Among the tested systems, the HK03 system showed the best performance with the smallest bias, which was similar to the results of a previous study [17]. The GOD03 system using dry chemistry method showed a small positive bias, but the bias was within the allowable bias range. The apparent difference between dry and wet chemistry systems [19] was not observed in our investigation because the RMs that we prepared were commutable. The HK01 and HK02 systems exceeded the allowable bias in the measurements of low-level RM. The allowable bias is determined on the basis of biological variability, an excess of which is considered clinically significant and would compromise the interpretation of results for diagnostic or monitoring decisions [20, 21]. Results of the regression analysis led to the same conclusion for these systems.

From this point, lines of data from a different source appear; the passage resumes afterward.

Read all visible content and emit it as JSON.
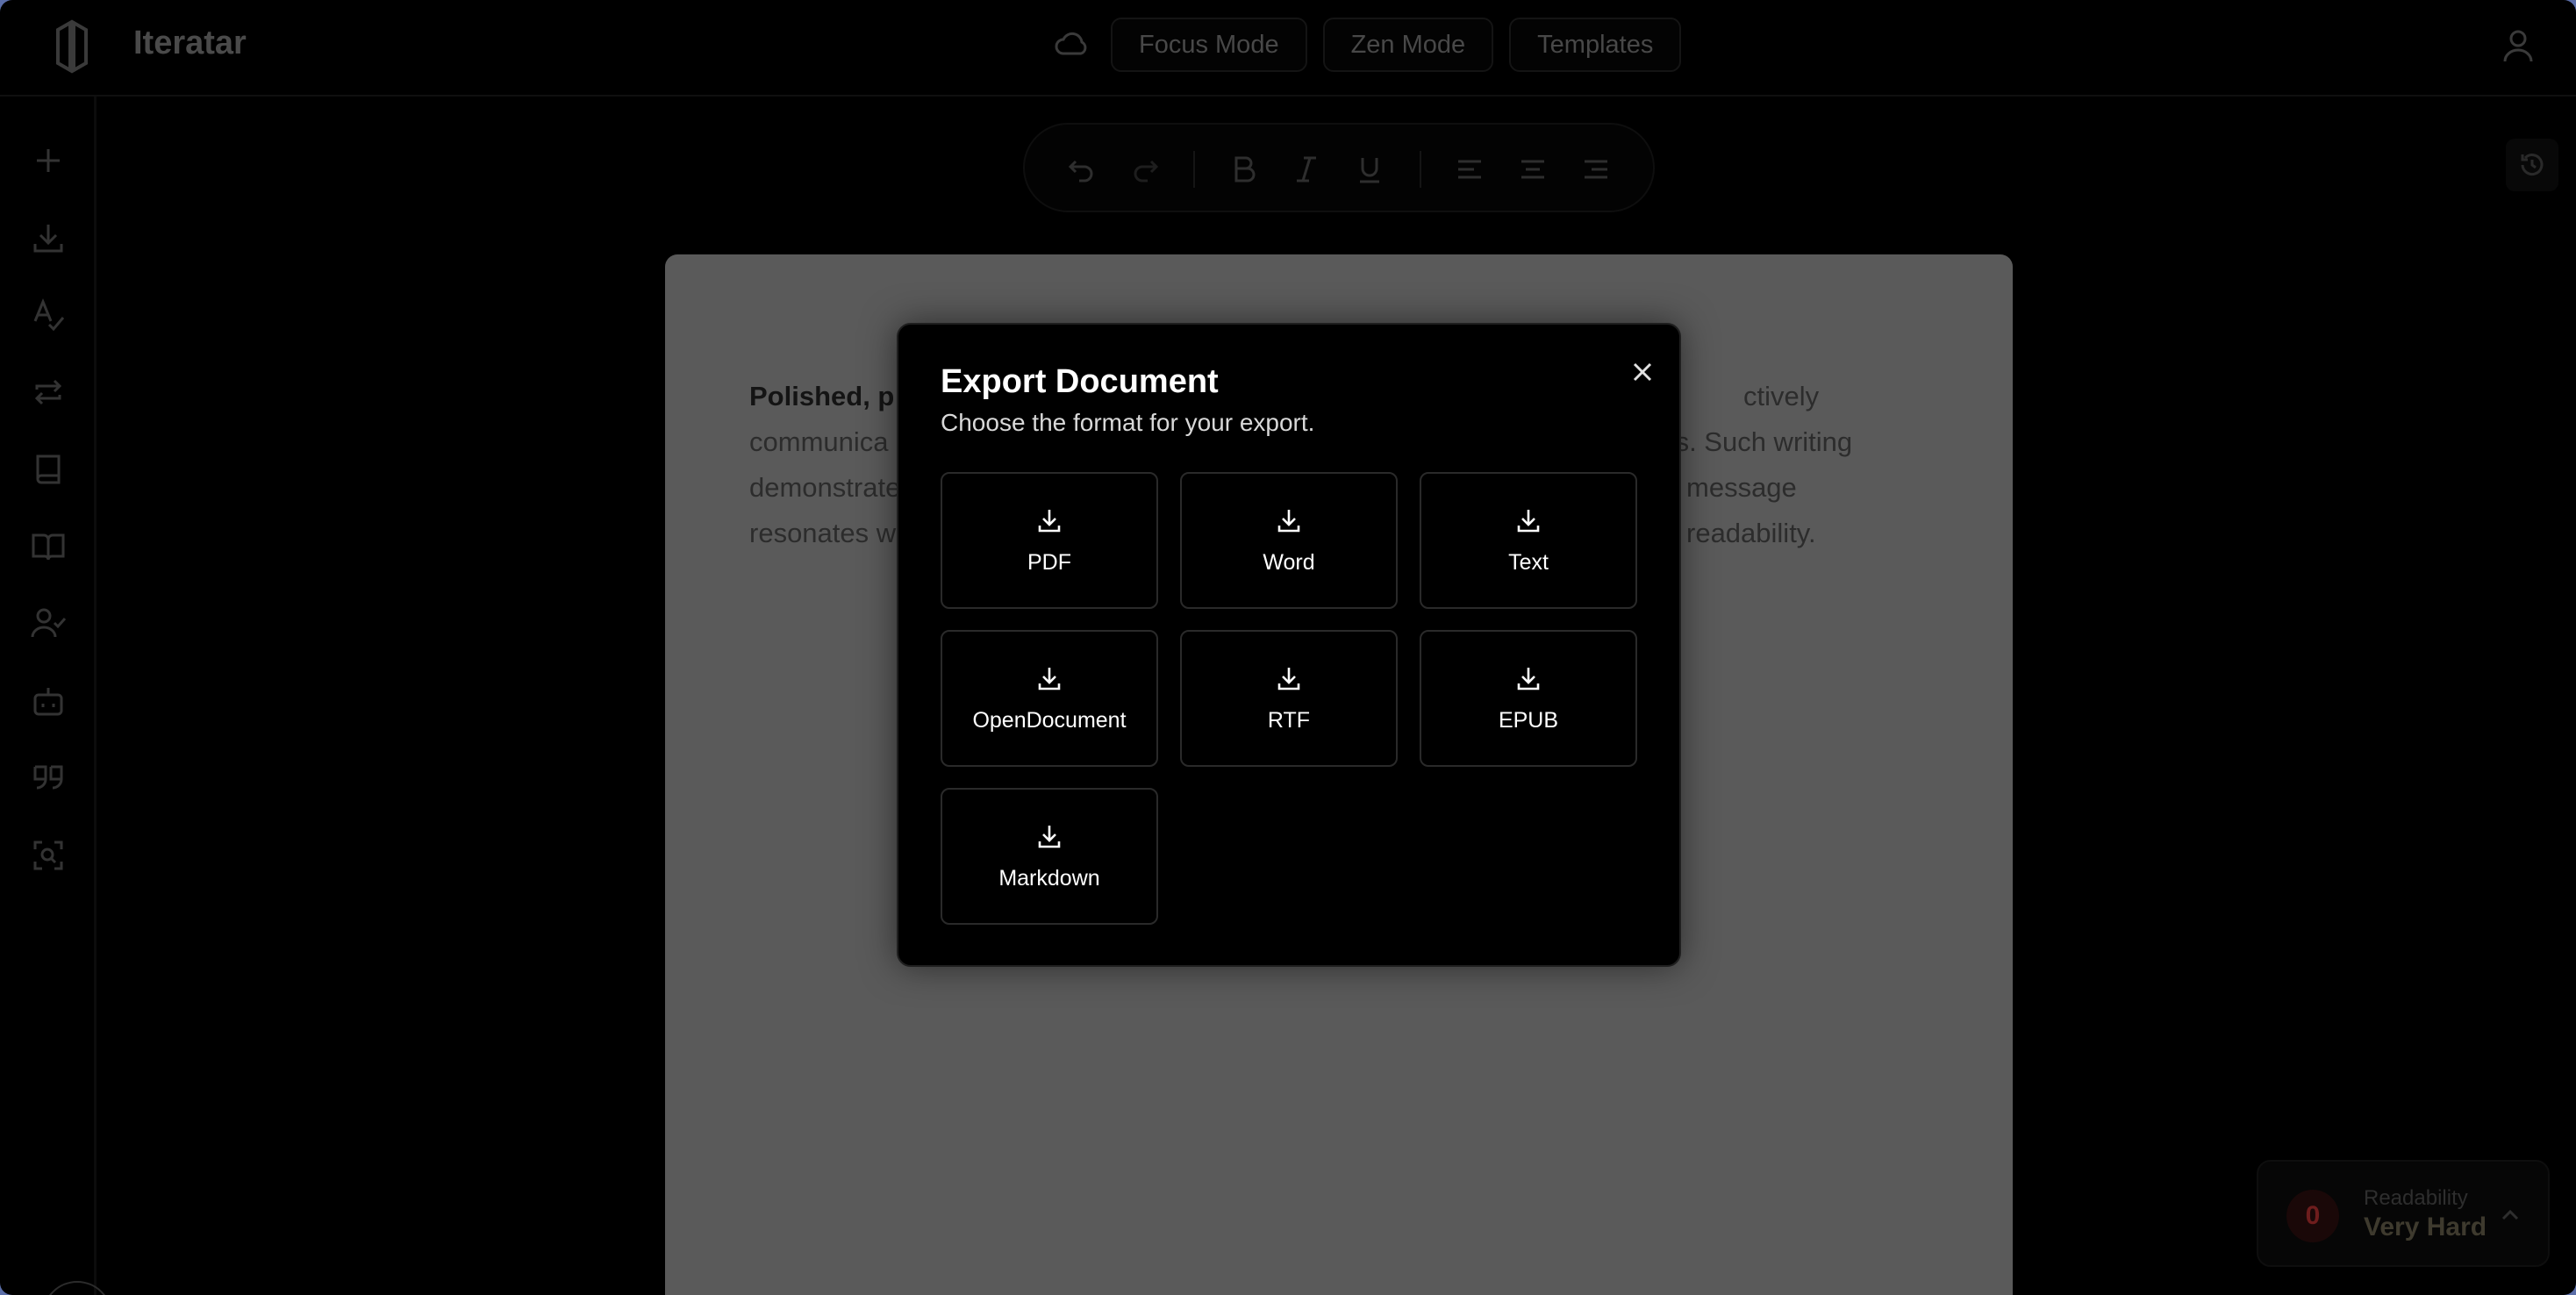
{
  "header": {
    "app_title": "Iteratar",
    "buttons": [
      "Focus Mode",
      "Zen Mode",
      "Templates"
    ]
  },
  "sidebar": {
    "icons": [
      "plus-icon",
      "download-icon",
      "spellcheck-icon",
      "arrows-repeat-icon",
      "book-icon",
      "open-book-icon",
      "user-check-icon",
      "bot-icon",
      "quote-icon",
      "scan-search-icon"
    ],
    "search_icon": "search-icon"
  },
  "toolbar": {
    "icons": [
      "undo-icon",
      "redo-icon",
      "bold-icon",
      "italic-icon",
      "underline-icon",
      "align-left-icon",
      "align-center-icon",
      "align-right-icon"
    ]
  },
  "document": {
    "bold_fragment": "Polished, p",
    "lines": [
      {
        "left": "communica",
        "right": "ors. Such writing"
      },
      {
        "left": "demonstrate",
        "right": "message"
      },
      {
        "left": "resonates w",
        "right": "readability."
      }
    ],
    "line1_right": "ctively"
  },
  "readability": {
    "score": "0",
    "label": "Readability",
    "value": "Very Hard"
  },
  "modal": {
    "title": "Export Document",
    "subtitle": "Choose the format for your export.",
    "formats": [
      "PDF",
      "Word",
      "Text",
      "OpenDocument",
      "RTF",
      "EPUB",
      "Markdown"
    ]
  },
  "colors": {
    "background": "#000000",
    "document_overlay": "#5a5a5a",
    "score_red": "#6e1d1d"
  }
}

The GOD02 and HK02 systems were from the same manufacturer. The GOD02 system showed apparent positive bias, whereas the HK02 system showed a good performance. These divergent results may be attributed to the same value of the calibrator in the 2 methods, but the commutability of the calibrator is uncertain [22, 23]. Harmonization of routine methods regardless of the manufacturer and methodology is important, and hence, commutable calibrators for traceability are critical to ensure this goal.

Acknowledgement

Our study was supported by the National 863 Plan Projects (2006AA020909) and Capital Foundation of Medical Development of China. The authors gratefully acknowledge the co-operation of the manufacturers-Beckman, Dade, Roche, and Ortho.

Footnotes

No potential conflicts of interest relevant to this article were reported.